Wann immer die traditionellen Medien – im öffentlichen Bild meist noch durch Zeitungen bestimmt – über die Publikationen im Internet räsonieren, fallen ihnen düstere Vokabeln ein: Geschwätzig sei das Netz, anonym und verschwörungs-theoretisch. Das Presse-Bild zeigt seinem Publikum graue Zwerge, über ihren Computer gebeugt, die Belangloses oder Geheimnisvolles digital verbreiten und so den edlen Ritter des Journalismus, den Redakteuren von "Frankfurter Allgemeiner“ oder "Tagesschau" in das erlernte Handwerk pfuschen, diese hinterhältigen Amateure.
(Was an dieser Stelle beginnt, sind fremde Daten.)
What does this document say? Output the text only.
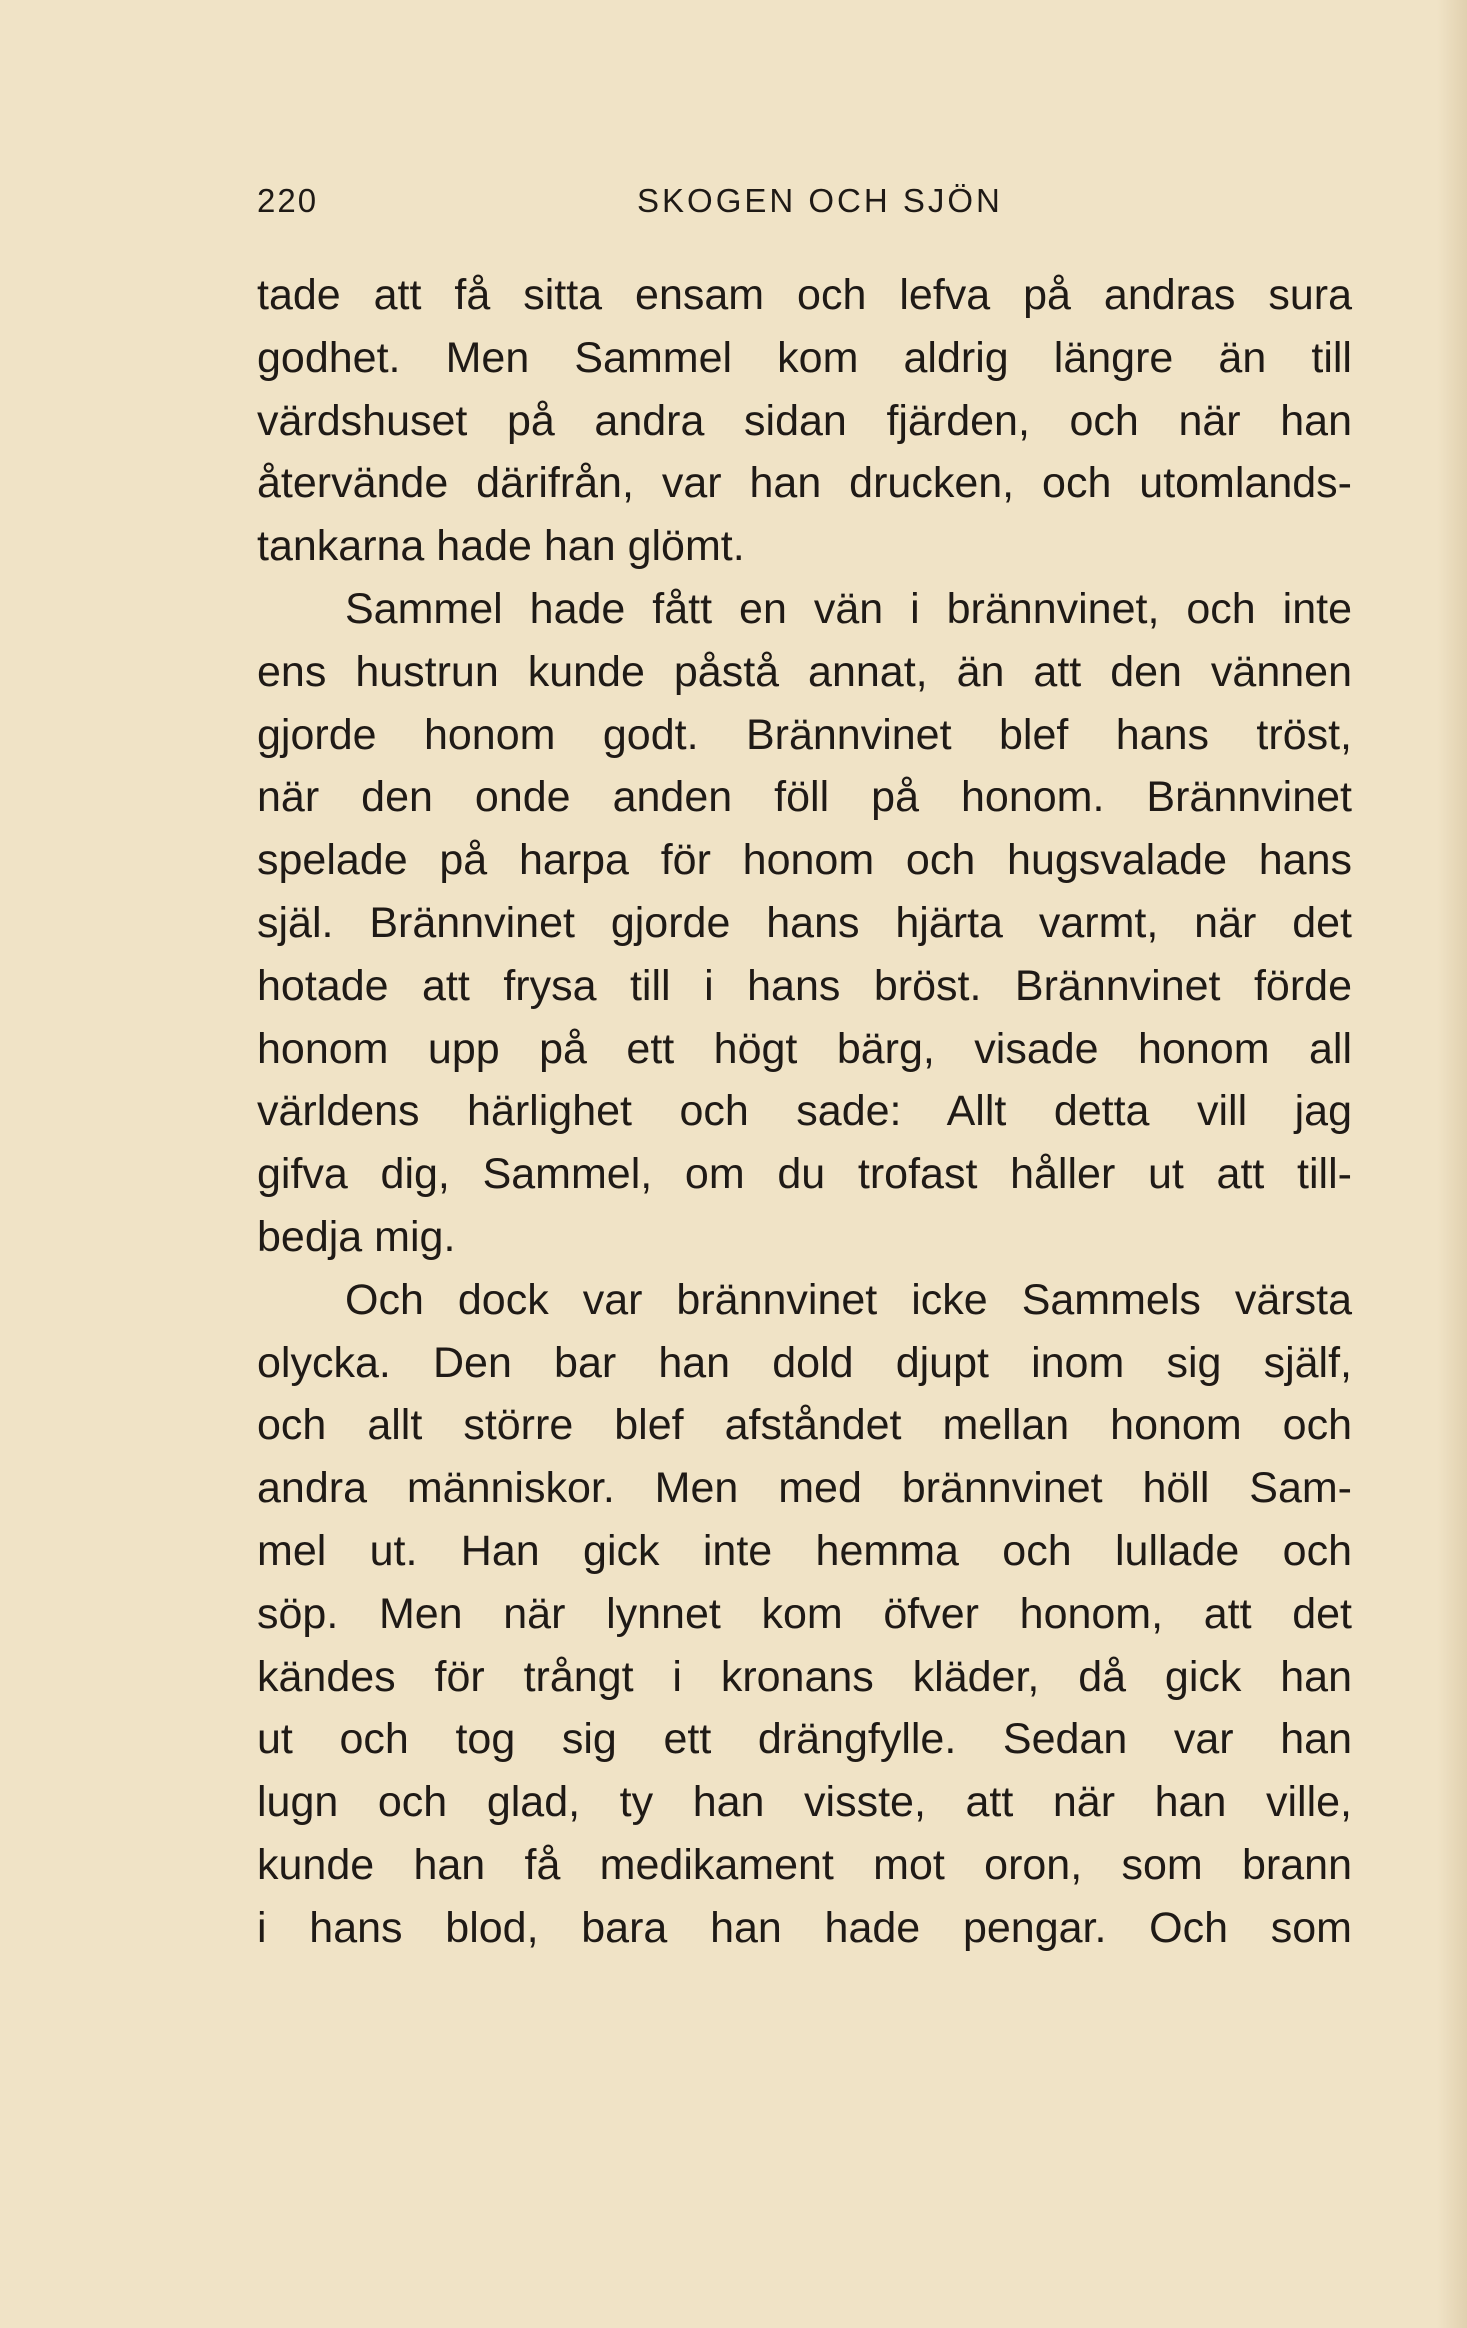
220	SKOGEN OCH SJÖN
tade att få sitta ensam och lefva på andras sura
godhet. Men Sammel kom aldrig längre än till
värdshuset på andra sidan fjärden, och när han
återvände därifrån, var han drucken, och utomlands-
tankarna hade han glömt.
Sammel hade fått en vän i brännvinet, och inte
ens hustrun kunde påstå annat, än att den vännen
gjorde honom godt. Brännvinet blef hans tröst,
när den onde anden föll på honom. Brännvinet
spelade på harpa för honom och hugsvalade hans
själ. Brännvinet gjorde hans hjärta varmt, när det
hotade att frysa till i hans bröst. Brännvinet förde
honom upp på ett högt bärg, visade honom all
världens härlighet och sade: Allt detta vill jag
gifva dig, Sammel, om du trofast håller ut att till-
bedja mig.
Och dock var brännvinet icke Sammels värsta
olycka. Den bar han dold djupt inom sig själf,
och allt större blef afståndet mellan honom och
andra människor. Men med brännvinet höll Sam-
mel ut. Han gick inte hemma och lullade och
söp. Men när lynnet kom öfver honom, att det
kändes för trångt i kronans kläder, då gick han
ut och tog sig ett drängfylle. Sedan var han
lugn och glad, ty han visste, att när han ville,
kunde han få medikament mot oron, som brann
i hans blod, bara han hade pengar. Och som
Gern wird eine These von Eli Pariser, einem Netz-Aktivisten zitiert, der von einer "Filterblase" schreibt, die, von anonymen Algorithmen gesteuert, den Nutzer bestimmter Seiten vom Rest der Informations-Welt ab-isoliert und ihm so eine eigene Welt schafft, die mit der wirklichen nur noch begrenzt zu tun hat. Eli Pariser war früher Executive Director von MoveOn.org und ist jetzt Board President dieser Organisation. Dass diese Truppe eine Großspende über 1,46 Millionen US-Dollar von George Soros bekommen hat, gibt einen sachdienlichen Hinweis: Soros spendet auch gern Geld für Regime-Changes. Zum Beispiel für den Putsch in der Ukraine, der Auslöser für einen Bürgerkrieg war und beinahe einen Krieg des Westens mit Russland losgetreten hätte.
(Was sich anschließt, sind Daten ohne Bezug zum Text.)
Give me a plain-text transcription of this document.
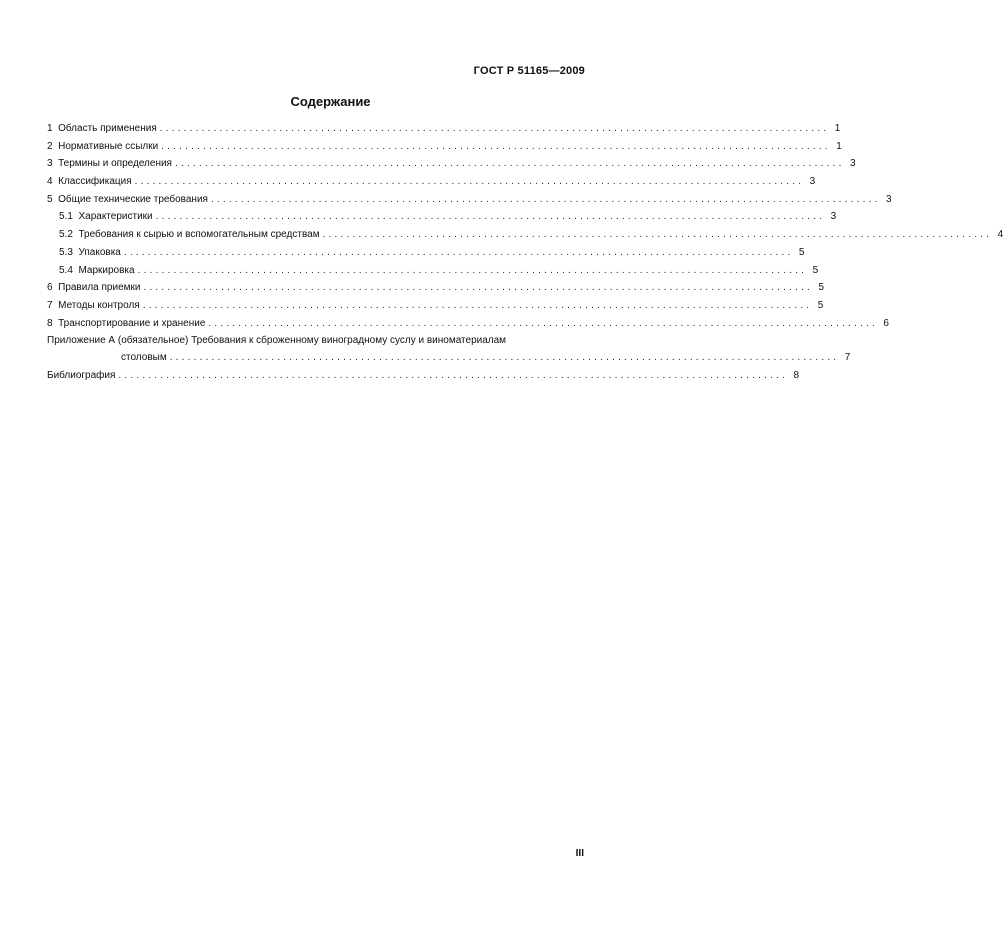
ГОСТ Р 51165—2009
Содержание
1
Область применения ................................................................................................................ 1
2
Нормативные ссылки ................................................................................................................ 1
3
Термины и определения ................................................................................................................ 3
4
Классификация ................................................................................................................ 3
5
Общие технические требования ................................................................................................................ 3
5.1
Характеристики ................................................................................................................ 3
5.2
Требования к сырью и вспомогательным средствам ................................................................................................................ 4
5.3
Упаковка ................................................................................................................ 5
5.4
Маркировка ................................................................................................................ 5
6
Правила приемки ................................................................................................................ 5
7
Методы контроля ................................................................................................................ 5
8
Транспортирование и хранение ................................................................................................................ 6
Приложение А (обязательное) Требования к сброженному виноградному суслу и виноматериалам
столовым ................................................................................................................ 7
Библиография ................................................................................................................ 8
III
Wenn Parisers Theorie von der Blase die übliche Vereinfachung journalistischer Propaganda erreicht, wird sie gern noch mit dem Begriff „Echo-Kammer“ verziert. Gemeint sind dann Menschen, die alle im selben sozialen Netzwerk zu Hause sind, sich selbst gegenseitig bestärken und deshalb in ihrem Netzausschnitt nur das Echo ihrer eigenen Meinung erfahren. So würde das enge Netz also so eine Art virtuellen Stammtisch schaffen. Als gäbe es den realen Stammtisch nicht bereits im wirklichen Leben. Als wären die SPIEGEL-Leser nicht bis heute eine Gemeinschaft der gehobenen Besserwisser und als hörten die ZEIT-Leser nicht ständig ein Echo, das Elite-Elite-Elite ruft und als führten sie nicht als Erkennungszeichen immer ein Kilo Papier unterm Arm mit sich.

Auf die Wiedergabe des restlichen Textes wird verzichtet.